Adding a column of 1’s to G determines a [12,6]_3 code which we can check to be self-dual:

GG = MatrixSpace(k,6,12).matrix( [ list(row) + [1] for row in G ] )
GG
=>
[2 0 1 2 1 1 0 0 0 0 0 1]
[0 2 0 1 2 1 1 0 0 0 0 1]
[0 0 2 0 1 2 1 1 0 0 0 1]
[0 0 0 2 0 1 2 1 1 0 0 1]
[0 0 0 0 2 0 1 2 1 1 0 1]
[0 0 0 0 0 2 0 1 2 1 1 1]

GG * GG.T
=>
[0 0 0 0 0 0]
[0 0 0 0 0 0]
[0 0 0 0 0 0]
[0 0 0 0 0 0]
[0 0 0 0 0 0]
[0 0 0 0 0 0]

If CC denotes the code with generator matrix GG, then the computation GG * GG.T shows that CC is contained in the dual code CC^perp; since the dimension of CC^perp is 12-6 = 6, we conclude CC = CC^perp.

Now we have

Lemma

If $C$ is a self-dual code of length $n$ over the field $\mathbb{F}_3$, then the weight of any codeword is a multiple of $3$.

Proof

We first note that $1$ is the only non-zero square in $\mathbb{F}_3$, since $1^2 = 2^2 = 1$.

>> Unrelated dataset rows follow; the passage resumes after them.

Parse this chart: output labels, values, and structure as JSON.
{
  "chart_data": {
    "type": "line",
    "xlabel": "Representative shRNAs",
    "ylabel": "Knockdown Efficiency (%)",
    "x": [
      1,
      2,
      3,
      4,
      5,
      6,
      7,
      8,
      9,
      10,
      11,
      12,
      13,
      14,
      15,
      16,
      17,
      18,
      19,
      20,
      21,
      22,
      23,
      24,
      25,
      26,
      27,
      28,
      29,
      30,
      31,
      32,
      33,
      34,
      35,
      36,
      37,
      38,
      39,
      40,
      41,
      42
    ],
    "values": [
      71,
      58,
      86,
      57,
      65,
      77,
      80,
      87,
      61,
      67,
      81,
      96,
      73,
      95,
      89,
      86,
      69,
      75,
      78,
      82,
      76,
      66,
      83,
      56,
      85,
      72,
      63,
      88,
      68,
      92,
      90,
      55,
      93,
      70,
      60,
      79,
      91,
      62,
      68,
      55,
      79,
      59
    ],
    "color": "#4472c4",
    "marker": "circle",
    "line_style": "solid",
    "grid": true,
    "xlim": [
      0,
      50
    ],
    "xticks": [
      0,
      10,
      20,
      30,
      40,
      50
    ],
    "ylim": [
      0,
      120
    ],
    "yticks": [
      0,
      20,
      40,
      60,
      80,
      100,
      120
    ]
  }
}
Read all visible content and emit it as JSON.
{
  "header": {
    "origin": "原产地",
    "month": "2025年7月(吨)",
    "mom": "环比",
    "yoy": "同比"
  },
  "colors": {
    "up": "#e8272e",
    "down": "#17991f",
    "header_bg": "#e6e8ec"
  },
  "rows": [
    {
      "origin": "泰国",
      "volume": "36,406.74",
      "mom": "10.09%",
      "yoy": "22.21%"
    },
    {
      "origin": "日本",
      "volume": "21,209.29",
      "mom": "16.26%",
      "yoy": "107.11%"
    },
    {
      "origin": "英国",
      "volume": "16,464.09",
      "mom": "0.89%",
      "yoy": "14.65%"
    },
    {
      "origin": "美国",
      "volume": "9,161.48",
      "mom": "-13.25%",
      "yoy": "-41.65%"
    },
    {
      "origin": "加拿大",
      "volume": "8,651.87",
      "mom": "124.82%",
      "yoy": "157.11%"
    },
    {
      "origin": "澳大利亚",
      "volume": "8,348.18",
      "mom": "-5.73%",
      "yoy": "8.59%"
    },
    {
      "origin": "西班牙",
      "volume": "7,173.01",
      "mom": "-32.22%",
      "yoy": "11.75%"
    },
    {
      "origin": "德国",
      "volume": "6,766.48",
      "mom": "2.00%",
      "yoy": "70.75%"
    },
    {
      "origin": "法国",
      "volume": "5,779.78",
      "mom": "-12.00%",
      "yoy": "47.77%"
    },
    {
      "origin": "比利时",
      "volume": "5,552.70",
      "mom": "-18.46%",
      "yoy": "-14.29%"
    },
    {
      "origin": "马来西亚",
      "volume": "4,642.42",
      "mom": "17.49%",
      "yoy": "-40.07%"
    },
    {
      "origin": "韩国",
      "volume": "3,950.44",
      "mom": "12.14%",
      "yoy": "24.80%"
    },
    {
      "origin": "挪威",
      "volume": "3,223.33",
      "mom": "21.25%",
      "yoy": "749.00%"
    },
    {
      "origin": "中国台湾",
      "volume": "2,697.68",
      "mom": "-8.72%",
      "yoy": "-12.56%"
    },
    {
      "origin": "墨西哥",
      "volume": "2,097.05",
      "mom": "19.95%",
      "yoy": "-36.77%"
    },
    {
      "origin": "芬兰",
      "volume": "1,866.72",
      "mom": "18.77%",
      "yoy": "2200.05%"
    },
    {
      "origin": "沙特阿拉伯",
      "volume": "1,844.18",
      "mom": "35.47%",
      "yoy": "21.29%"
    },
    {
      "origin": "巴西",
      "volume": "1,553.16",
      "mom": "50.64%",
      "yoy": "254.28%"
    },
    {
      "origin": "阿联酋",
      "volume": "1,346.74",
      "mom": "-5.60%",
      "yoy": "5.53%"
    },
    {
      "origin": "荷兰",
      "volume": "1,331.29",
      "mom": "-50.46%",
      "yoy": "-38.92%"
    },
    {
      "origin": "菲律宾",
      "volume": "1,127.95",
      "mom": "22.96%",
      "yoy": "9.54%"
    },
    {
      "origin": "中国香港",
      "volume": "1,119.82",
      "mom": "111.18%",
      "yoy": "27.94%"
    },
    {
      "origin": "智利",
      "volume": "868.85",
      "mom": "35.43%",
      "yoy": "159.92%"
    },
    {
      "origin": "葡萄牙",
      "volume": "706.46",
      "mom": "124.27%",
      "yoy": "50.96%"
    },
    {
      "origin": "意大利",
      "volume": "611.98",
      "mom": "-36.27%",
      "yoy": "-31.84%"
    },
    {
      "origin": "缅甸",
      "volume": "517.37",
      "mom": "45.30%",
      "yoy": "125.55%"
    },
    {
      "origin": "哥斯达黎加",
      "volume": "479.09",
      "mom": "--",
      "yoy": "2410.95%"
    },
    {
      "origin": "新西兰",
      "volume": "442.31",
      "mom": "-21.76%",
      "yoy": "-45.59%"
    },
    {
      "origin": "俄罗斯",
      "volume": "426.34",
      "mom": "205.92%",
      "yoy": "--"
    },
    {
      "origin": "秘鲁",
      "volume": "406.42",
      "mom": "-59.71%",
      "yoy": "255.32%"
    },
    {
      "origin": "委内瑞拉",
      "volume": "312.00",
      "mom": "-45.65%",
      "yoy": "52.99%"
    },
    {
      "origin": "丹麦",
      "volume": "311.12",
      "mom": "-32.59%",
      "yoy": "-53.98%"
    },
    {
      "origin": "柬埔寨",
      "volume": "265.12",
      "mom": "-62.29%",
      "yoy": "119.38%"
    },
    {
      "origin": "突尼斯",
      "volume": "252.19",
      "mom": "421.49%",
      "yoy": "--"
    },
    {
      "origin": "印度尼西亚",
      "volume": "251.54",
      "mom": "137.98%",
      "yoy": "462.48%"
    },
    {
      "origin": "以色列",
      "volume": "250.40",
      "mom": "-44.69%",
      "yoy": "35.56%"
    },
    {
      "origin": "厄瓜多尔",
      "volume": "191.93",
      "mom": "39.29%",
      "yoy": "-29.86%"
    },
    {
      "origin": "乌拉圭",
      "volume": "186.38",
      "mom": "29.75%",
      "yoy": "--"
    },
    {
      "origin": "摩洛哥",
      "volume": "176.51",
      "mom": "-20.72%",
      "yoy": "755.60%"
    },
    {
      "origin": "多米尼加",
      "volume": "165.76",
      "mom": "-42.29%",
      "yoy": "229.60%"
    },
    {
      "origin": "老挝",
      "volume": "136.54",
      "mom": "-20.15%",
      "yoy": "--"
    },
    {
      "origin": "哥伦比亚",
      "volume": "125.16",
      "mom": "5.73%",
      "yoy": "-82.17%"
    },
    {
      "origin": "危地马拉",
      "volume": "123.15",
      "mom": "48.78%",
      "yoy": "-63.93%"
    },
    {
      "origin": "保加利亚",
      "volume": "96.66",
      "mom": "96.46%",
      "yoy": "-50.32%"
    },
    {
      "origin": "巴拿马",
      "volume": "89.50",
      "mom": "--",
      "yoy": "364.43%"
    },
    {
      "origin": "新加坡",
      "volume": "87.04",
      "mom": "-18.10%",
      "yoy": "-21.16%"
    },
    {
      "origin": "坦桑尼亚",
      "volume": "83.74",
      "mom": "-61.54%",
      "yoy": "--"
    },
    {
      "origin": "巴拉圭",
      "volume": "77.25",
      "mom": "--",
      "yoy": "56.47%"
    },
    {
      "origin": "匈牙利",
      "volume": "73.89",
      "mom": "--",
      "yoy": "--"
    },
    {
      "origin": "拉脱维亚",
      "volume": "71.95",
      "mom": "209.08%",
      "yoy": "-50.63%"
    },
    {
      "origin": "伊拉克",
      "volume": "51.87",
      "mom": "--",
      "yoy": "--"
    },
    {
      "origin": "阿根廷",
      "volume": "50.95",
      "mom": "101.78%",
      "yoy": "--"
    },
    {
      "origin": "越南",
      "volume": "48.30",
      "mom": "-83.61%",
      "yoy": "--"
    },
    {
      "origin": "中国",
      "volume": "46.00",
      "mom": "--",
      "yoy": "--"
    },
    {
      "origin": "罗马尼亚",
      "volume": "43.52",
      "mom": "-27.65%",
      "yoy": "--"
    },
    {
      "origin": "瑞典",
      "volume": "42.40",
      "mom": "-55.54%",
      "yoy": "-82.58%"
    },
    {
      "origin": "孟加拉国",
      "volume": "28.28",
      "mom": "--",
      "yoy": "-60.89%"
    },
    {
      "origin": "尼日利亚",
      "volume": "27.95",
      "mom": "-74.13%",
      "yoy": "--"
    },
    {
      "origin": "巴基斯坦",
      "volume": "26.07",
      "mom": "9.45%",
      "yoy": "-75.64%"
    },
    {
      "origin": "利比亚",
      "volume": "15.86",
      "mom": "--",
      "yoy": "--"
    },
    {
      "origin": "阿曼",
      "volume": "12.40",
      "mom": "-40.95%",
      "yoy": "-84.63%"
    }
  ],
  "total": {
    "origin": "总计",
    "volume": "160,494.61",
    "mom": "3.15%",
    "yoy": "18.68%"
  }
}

Let $\mathbf{v}= (v_1,\cdots,v_n) \in V$ and let $J = \{j \mid v_j \ne 0\}$.

Then $\operatorname{weight}(\mathbf{v}) = |J|$.

Since $C$ is self-dual we have in particular \[\langle \mathbf{v}, \mathbf{v}\rangle = 0.\]

Now on the other hand \[\langle \mathbf{v}, \mathbf{v}\rangle = \sum_{j \in J} (v_j)^2 = \sum_{j \in J} 1 = |J| \pmod{3}.\]

Thus we indeed find that $\operatorname{weight}(\mathbf{v}) = |J| \equiv 0 \pmod{3}$.

Now, looking at the generator matrix, CC evidently contains codewords of weight 6, e.g.

( GG[5], weight(GG[5]))
=>
([0 0 0 0 0 2 0 1 2 1 1 1], 6)

We claim that CC has minimal distance 6. According to the Lemma it will suffice to show that CC has no codewords of weight 3.

Once we establish this fact, then the minimal weight of a codeword in C must be 5.